Perhaps it’s childish, but I have lately been painting my own Rockwellian scene. Imagine the spitting image of Mr. Kringle, his belly rolling out over fraying overalls. He sits perilously on a quaint little stool in a dusty workshop, one booted foot resting on a support beam below. In his crusty, cracking hands he holds something quite unexpected: a porcelain cup.
The cup is a patchwork of glued together chards and scattered pieces, which the octogenarian gathers gently from the workbench at his side. It is not complete yet—still a shadow of its former self, lined with cracks and imprints misaligned. But it will someday be whole again, and the very thought makes Mr. Kringle smile.
The image may well be too quaint to be the subject of a sermon, but it seems a fitting metaphor for humanity, doesn’t it? We are delicate, we are broken. And yet, we are also beautiful—vessels for good in countless forms. We don’t really have any say what sort of goodness lands in our cup. We are simply vessels.
I have long wished to be a certain kind of cup—one that carries nothing by organic, free trade coffee sipped by queens and pontiffs. Or perhaps a snifter swilling whiskey from the cask. I have also played off my brokenness as something like a fad; when the cup can’t be filled, well then… that is precisely what I designed. It is cool, after all, to fly off the handle—or, rather, to have the handle fly off.
But it’s all bunk. Because if there is no handle, it is awkward at best to drink. And if there are chips, it leaks. And if I pretend to be prissy about who drinks what and what is drunk at all, well then I come across a bit daft. After all, what coffee mug would argue with you, insisting that whiskey is the old thing to be enjoyed within it? Preposterous.

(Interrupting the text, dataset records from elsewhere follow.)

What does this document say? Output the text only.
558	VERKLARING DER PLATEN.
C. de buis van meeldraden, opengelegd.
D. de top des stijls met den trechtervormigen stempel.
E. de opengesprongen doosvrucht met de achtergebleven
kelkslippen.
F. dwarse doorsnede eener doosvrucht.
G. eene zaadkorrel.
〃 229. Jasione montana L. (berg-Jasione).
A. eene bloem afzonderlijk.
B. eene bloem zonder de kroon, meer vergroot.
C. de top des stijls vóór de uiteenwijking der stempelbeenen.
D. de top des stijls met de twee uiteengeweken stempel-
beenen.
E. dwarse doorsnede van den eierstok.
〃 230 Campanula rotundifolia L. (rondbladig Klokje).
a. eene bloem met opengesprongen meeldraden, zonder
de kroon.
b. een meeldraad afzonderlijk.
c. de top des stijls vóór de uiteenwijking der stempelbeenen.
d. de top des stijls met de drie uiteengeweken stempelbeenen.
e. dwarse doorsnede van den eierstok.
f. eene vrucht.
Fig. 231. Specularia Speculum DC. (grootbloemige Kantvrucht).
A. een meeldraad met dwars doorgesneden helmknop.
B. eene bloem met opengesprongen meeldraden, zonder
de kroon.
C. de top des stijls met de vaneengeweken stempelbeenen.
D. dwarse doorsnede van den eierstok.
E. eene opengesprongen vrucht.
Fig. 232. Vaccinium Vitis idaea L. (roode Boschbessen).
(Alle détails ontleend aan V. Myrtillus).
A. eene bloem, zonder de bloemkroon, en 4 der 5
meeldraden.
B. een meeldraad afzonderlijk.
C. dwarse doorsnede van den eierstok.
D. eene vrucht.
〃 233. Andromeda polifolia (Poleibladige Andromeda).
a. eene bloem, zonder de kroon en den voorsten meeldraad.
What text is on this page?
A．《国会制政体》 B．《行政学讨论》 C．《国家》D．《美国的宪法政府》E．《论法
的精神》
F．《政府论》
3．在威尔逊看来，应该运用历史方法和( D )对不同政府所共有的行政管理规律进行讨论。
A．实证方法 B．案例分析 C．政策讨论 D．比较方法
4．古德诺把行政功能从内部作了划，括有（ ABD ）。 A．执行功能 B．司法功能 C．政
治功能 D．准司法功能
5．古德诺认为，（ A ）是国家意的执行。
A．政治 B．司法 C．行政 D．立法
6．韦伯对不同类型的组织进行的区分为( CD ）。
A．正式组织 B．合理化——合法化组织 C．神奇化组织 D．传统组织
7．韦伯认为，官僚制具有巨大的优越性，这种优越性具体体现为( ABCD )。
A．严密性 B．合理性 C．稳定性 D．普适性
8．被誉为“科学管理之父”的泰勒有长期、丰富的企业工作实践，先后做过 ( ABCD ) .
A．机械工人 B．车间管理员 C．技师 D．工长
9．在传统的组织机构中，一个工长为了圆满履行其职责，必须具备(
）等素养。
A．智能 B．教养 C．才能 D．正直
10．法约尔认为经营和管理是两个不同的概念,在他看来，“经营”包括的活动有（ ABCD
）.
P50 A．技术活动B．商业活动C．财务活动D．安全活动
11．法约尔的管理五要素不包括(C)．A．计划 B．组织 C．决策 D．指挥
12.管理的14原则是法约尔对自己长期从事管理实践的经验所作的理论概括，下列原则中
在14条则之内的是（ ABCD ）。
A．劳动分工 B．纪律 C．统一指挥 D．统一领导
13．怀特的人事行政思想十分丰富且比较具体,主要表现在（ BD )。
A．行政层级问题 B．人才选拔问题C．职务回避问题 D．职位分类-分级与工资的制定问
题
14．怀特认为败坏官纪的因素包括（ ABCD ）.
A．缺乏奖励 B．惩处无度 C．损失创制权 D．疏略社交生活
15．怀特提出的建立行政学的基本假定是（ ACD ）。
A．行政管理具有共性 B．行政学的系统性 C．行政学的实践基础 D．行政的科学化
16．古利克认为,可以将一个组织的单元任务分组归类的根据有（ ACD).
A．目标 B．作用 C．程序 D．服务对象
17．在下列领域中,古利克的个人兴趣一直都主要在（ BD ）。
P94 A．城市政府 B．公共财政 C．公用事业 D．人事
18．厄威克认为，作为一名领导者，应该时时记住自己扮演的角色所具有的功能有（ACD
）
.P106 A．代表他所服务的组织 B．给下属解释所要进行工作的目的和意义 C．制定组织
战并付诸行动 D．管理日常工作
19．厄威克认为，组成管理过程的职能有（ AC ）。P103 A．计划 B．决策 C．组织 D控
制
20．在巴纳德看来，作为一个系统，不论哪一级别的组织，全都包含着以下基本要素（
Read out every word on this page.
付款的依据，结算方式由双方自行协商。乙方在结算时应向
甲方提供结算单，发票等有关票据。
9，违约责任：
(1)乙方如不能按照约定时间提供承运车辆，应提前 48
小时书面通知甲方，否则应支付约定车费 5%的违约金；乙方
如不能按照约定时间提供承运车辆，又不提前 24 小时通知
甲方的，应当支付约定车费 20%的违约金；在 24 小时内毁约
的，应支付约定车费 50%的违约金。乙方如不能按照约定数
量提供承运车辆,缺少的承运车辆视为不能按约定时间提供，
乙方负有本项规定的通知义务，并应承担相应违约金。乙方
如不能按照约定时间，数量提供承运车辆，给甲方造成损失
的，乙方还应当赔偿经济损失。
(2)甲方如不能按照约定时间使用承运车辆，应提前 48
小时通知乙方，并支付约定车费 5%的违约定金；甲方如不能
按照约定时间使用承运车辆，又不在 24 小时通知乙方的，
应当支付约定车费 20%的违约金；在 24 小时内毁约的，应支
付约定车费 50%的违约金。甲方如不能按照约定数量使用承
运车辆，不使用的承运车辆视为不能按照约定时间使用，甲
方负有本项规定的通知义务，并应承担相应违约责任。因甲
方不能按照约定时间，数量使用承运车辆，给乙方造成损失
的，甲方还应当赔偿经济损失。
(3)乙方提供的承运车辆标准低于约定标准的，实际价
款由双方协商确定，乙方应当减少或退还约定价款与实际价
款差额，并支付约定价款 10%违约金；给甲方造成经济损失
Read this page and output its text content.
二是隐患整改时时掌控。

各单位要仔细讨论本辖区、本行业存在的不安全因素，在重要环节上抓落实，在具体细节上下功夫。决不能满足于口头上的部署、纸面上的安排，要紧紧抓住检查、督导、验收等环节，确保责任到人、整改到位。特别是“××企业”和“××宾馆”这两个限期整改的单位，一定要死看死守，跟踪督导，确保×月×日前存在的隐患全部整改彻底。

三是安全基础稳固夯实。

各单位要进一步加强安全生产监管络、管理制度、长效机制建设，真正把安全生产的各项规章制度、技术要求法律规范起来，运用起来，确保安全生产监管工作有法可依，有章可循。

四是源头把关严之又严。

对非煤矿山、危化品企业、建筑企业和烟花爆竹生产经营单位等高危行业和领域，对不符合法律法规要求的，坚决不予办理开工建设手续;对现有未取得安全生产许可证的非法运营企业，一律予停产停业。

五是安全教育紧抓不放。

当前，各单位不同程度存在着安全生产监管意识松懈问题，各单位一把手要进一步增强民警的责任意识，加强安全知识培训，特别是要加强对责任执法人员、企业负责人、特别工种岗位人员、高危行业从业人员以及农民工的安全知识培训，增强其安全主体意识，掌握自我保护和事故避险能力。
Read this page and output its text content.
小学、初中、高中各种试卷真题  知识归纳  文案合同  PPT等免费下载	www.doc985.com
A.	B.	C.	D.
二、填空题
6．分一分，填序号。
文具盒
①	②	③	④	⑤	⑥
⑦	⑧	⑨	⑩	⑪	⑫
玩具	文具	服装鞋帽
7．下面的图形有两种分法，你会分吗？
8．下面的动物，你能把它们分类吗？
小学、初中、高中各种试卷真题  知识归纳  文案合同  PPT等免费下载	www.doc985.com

Though I confess it’s a fairly accurate account for me—and for countless others. I like to think that the benevolent Mr. Kringle would still be smiling at our insolence and stupidity, piecing us back together even as we strut about pretending to be purposefully broken. Even pretending that we designed our own cups.
The worst part about it all is that our deep and constant brokenness doesn’t allow for anyone to drink—not if we insist on being broken. And what’s the point in being a cup, however fragile, if people can’t enjoy that for which we were made? What becomes us if nothing fills us? Empty vessels, I suppose.
At least, with the jolly old fat man on the dais, there is one thing we can grin about: he will always be there. Like the candle-lit Christmas murals that live on with Rockwell’s gentle touch, we will always have the hope that someday wholeness comes again. Even if we choose with all our porcelain might to be forever broken.